La reciente emisión de una orden ejecutiva por parte del presidente de los Estados Unidos, Donald Trump, referente a las políticas de vacunación infantil, ha generado una fractura interna en el Partido Republicano. El senador Bill Cassidy, referente de salud en su bancada, se opuso públicamente a la medida argumentando que carece de sustento médico y científico, calificando la iniciativa de manera contundente ante los medios.
El núcleo del desacuerdo radica en la postura del mandatario estadounidense respecto a la relación entre las vacunas y el desarrollo de trastornos neurobiológicos. Por su parte, el equipo legislativo de Cassidy ha reiterado que, de acuerdo con la evidencia clínica acumulada en décadas de estudios, no existe una correlación válida que vincule las vacunas con el autismo, desestimando las teorías que la orden ejecutiva parece respaldar.
La propuesta del Ejecutivo busca modificar los lineamientos actuales de salud pública en la Unión Americana, lo cual ha encendido alarmas entre legisladores preocupados por el impacto en las tasas de inmunización escolar.

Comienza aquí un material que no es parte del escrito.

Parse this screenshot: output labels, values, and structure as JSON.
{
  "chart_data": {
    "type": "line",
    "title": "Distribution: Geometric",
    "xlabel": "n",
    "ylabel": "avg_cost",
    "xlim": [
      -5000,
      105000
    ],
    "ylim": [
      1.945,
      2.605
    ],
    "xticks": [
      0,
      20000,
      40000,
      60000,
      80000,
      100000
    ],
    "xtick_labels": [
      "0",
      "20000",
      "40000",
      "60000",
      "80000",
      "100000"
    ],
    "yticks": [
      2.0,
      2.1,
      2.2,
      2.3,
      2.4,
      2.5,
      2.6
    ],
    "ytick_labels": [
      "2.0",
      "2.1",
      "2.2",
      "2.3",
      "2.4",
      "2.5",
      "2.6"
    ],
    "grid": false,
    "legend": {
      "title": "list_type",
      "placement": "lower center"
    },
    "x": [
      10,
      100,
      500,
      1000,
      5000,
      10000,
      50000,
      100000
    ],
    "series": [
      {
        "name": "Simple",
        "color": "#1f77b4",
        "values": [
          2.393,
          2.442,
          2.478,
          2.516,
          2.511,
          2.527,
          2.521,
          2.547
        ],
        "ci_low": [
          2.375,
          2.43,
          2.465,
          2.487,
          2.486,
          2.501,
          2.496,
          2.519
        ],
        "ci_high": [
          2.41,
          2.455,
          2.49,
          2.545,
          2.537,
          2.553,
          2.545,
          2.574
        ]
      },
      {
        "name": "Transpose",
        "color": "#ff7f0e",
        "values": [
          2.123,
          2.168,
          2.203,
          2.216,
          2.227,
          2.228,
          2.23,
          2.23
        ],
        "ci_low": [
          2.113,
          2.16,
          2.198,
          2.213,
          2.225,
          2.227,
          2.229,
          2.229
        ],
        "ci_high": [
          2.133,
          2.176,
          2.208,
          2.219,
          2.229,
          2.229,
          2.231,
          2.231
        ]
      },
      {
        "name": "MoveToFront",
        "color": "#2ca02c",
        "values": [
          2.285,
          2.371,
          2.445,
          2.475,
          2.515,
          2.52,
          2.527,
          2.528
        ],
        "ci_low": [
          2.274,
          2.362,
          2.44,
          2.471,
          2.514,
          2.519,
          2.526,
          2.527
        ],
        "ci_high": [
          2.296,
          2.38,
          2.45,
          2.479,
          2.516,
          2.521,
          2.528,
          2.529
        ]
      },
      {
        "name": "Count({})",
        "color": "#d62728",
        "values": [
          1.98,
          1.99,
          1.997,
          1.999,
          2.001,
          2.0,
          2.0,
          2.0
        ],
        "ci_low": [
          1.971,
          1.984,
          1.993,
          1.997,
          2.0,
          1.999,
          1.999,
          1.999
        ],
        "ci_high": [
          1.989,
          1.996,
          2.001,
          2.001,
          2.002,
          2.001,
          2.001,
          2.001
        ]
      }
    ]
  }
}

Mientras el ala cercana al presidente defiende la autonomía en las decisiones de salud familiar, voces dentro del Congreso advierten sobre los riesgos de retroceder en las coberturas preventivas contra enfermedades infecciosas.
Este debate resuena en México, donde autoridades de la Secretaría de Salud y especialistas del sector mantienen protocolos estandarizados basados en recomendaciones internacionales de la Organización Mundial de la Salud. La discusión en el país vecino es seguida de cerca por expertos en salud pública, quienes observan cómo las políticas sanitarias se integran cada vez más en la narrativa electoral y la polarización política.

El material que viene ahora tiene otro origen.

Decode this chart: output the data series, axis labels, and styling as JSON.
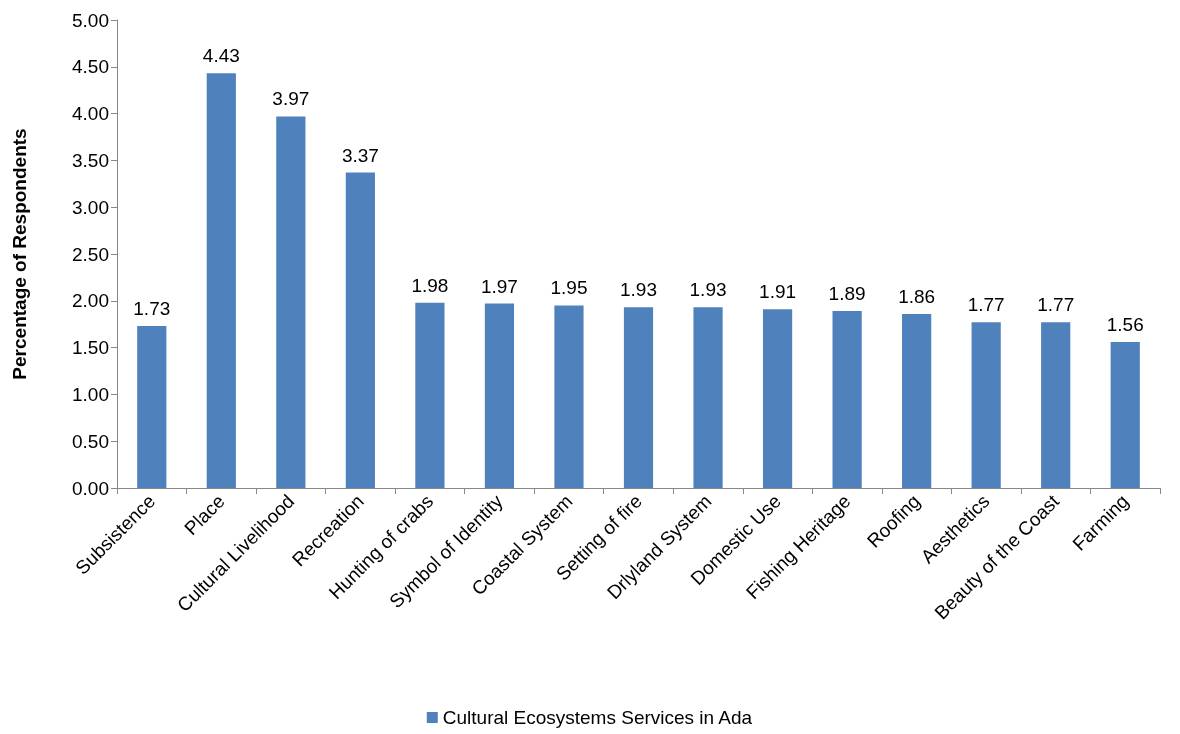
{
  "chart_data": {
    "type": "bar",
    "ylabel": "Percentage of Respondents",
    "categories": [
      "Subsistence",
      "Place",
      "Cultural Livelihood",
      "Recreation",
      "Hunting of crabs",
      "Symbol of Identity",
      "Coastal System",
      "Setting of fire",
      "Drlyland System",
      "Domestic Use",
      "Fishing Heritage",
      "Roofing",
      "Aesthetics",
      "Beauty of the Coast",
      "Farming"
    ],
    "series": [
      {
        "name": "Cultural Ecosystems Services in Ada",
        "color": "#4f81bd",
        "values": [
          1.73,
          4.43,
          3.97,
          3.37,
          1.98,
          1.97,
          1.95,
          1.93,
          1.93,
          1.91,
          1.89,
          1.86,
          1.77,
          1.77,
          1.56
        ]
      }
    ],
    "ylim": [
      0,
      5
    ],
    "yticks": [
      {
        "value": 0,
        "label": "0.00"
      },
      {
        "value": 0.5,
        "label": "0.50"
      },
      {
        "value": 1,
        "label": "1.00"
      },
      {
        "value": 1.5,
        "label": "1.50"
      },
      {
        "value": 2,
        "label": "2.00"
      },
      {
        "value": 2.5,
        "label": "2.50"
      },
      {
        "value": 3,
        "label": "3.00"
      },
      {
        "value": 3.5,
        "label": "3.50"
      },
      {
        "value": 4,
        "label": "4.00"
      },
      {
        "value": 4.5,
        "label": "4.50"
      },
      {
        "value": 5,
        "label": "5.00"
      }
    ],
    "data_labels": true,
    "grid": false,
    "legend": "bottom"
  }
}
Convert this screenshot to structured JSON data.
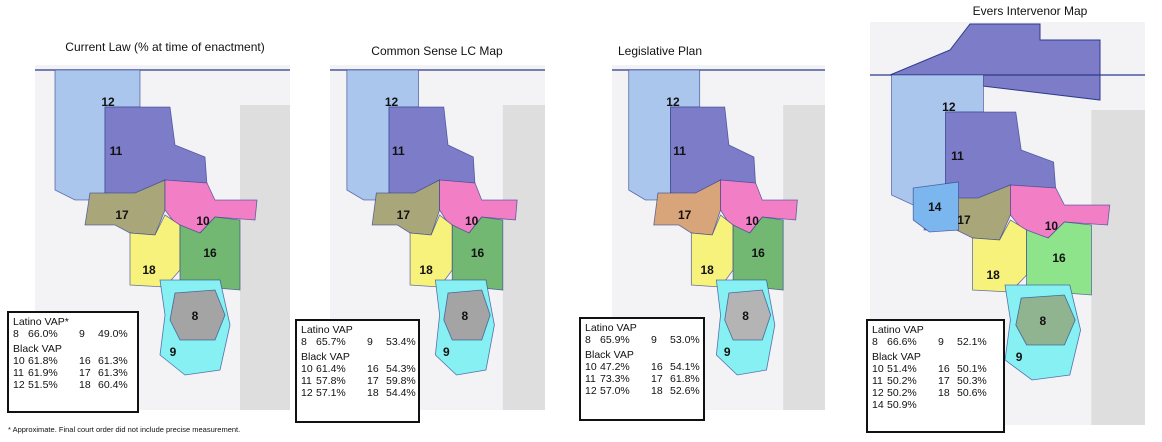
{
  "panels": [
    {
      "title": "Current Law (% at time of enactment)",
      "districts": [
        {
          "label": "12",
          "color": "#aac6ec"
        },
        {
          "label": "11",
          "color": "#7c7cc8"
        },
        {
          "label": "17",
          "color": "#a9a779"
        },
        {
          "label": "10",
          "color": "#f27fc6"
        },
        {
          "label": "18",
          "color": "#f6f27c"
        },
        {
          "label": "16",
          "color": "#72b872"
        },
        {
          "label": "9",
          "color": "#86f0f2"
        },
        {
          "label": "8",
          "color": "#a4a4a4"
        }
      ],
      "latino_vap": {
        "heading": "Latino VAP*",
        "rows": [
          [
            "8",
            "66.0%",
            "9",
            "49.0%"
          ]
        ]
      },
      "black_vap": {
        "heading": "Black VAP",
        "rows": [
          [
            "10",
            "61.8%",
            "16",
            "61.3%"
          ],
          [
            "11",
            "61.9%",
            "17",
            "61.3%"
          ],
          [
            "12",
            "51.5%",
            "18",
            "60.4%"
          ]
        ]
      }
    },
    {
      "title": "Common Sense LC Map",
      "districts": [
        {
          "label": "12",
          "color": "#aac6ec"
        },
        {
          "label": "11",
          "color": "#7c7cc8"
        },
        {
          "label": "17",
          "color": "#a9a779"
        },
        {
          "label": "10",
          "color": "#f27fc6"
        },
        {
          "label": "18",
          "color": "#f6f27c"
        },
        {
          "label": "16",
          "color": "#72b872"
        },
        {
          "label": "9",
          "color": "#86f0f2"
        },
        {
          "label": "8",
          "color": "#a4a4a4"
        }
      ],
      "latino_vap": {
        "heading": "Latino VAP",
        "rows": [
          [
            "8",
            "65.7%",
            "9",
            "53.4%"
          ]
        ]
      },
      "black_vap": {
        "heading": "Black VAP",
        "rows": [
          [
            "10",
            "61.4%",
            "16",
            "54.3%"
          ],
          [
            "11",
            "57.8%",
            "17",
            "59.8%"
          ],
          [
            "12",
            "57.1%",
            "18",
            "54.4%"
          ]
        ]
      }
    },
    {
      "title": "Legislative Plan",
      "districts": [
        {
          "label": "12",
          "color": "#aac6ec"
        },
        {
          "label": "11",
          "color": "#7c7cc8"
        },
        {
          "label": "17",
          "color": "#d8a47a"
        },
        {
          "label": "10",
          "color": "#f27fc6"
        },
        {
          "label": "18",
          "color": "#f6f27c"
        },
        {
          "label": "16",
          "color": "#72b872"
        },
        {
          "label": "9",
          "color": "#86f0f2"
        },
        {
          "label": "8",
          "color": "#b4b4b4"
        }
      ],
      "latino_vap": {
        "heading": "Latino VAP",
        "rows": [
          [
            "8",
            "65.9%",
            "9",
            "53.0%"
          ]
        ]
      },
      "black_vap": {
        "heading": "Black VAP",
        "rows": [
          [
            "10",
            "47.2%",
            "16",
            "54.1%"
          ],
          [
            "11",
            "73.3%",
            "17",
            "61.8%"
          ],
          [
            "12",
            "57.0%",
            "18",
            "52.6%"
          ]
        ]
      }
    },
    {
      "title": "Evers Intervenor Map",
      "districts": [
        {
          "label": "12",
          "color": "#aac6ec"
        },
        {
          "label": "11",
          "color": "#7c7cc8"
        },
        {
          "label": "17",
          "color": "#a9a779"
        },
        {
          "label": "10",
          "color": "#f27fc6"
        },
        {
          "label": "18",
          "color": "#f6f27c"
        },
        {
          "label": "16",
          "color": "#8ee48a"
        },
        {
          "label": "9",
          "color": "#86f0f2"
        },
        {
          "label": "8",
          "color": "#8fb48f"
        },
        {
          "label": "14",
          "color": "#7cb6ee"
        }
      ],
      "latino_vap": {
        "heading": "Latino VAP",
        "rows": [
          [
            "8",
            "66.6%",
            "9",
            "52.1%"
          ]
        ]
      },
      "black_vap": {
        "heading": "Black VAP",
        "rows": [
          [
            "10",
            "51.4%",
            "16",
            "50.1%"
          ],
          [
            "11",
            "50.2%",
            "17",
            "50.3%"
          ],
          [
            "12",
            "50.2%",
            "18",
            "50.6%"
          ],
          [
            "14",
            "50.9%"
          ]
        ]
      }
    }
  ],
  "footnote": "* Approximate. Final court order did not include precise measurement."
}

El desenlace de esta controversia legislativa sigue siendo incierto, ya que la oposición de figuras como el senador Cassidy podría complicar la implementación efectiva de la orden en diversas entidades federativas. Se espera que en las próximas semanas la Cámara de Representantes y el Senado estadounidense debatan la viabilidad legal y las implicaciones éticas de esta directiva presidencial.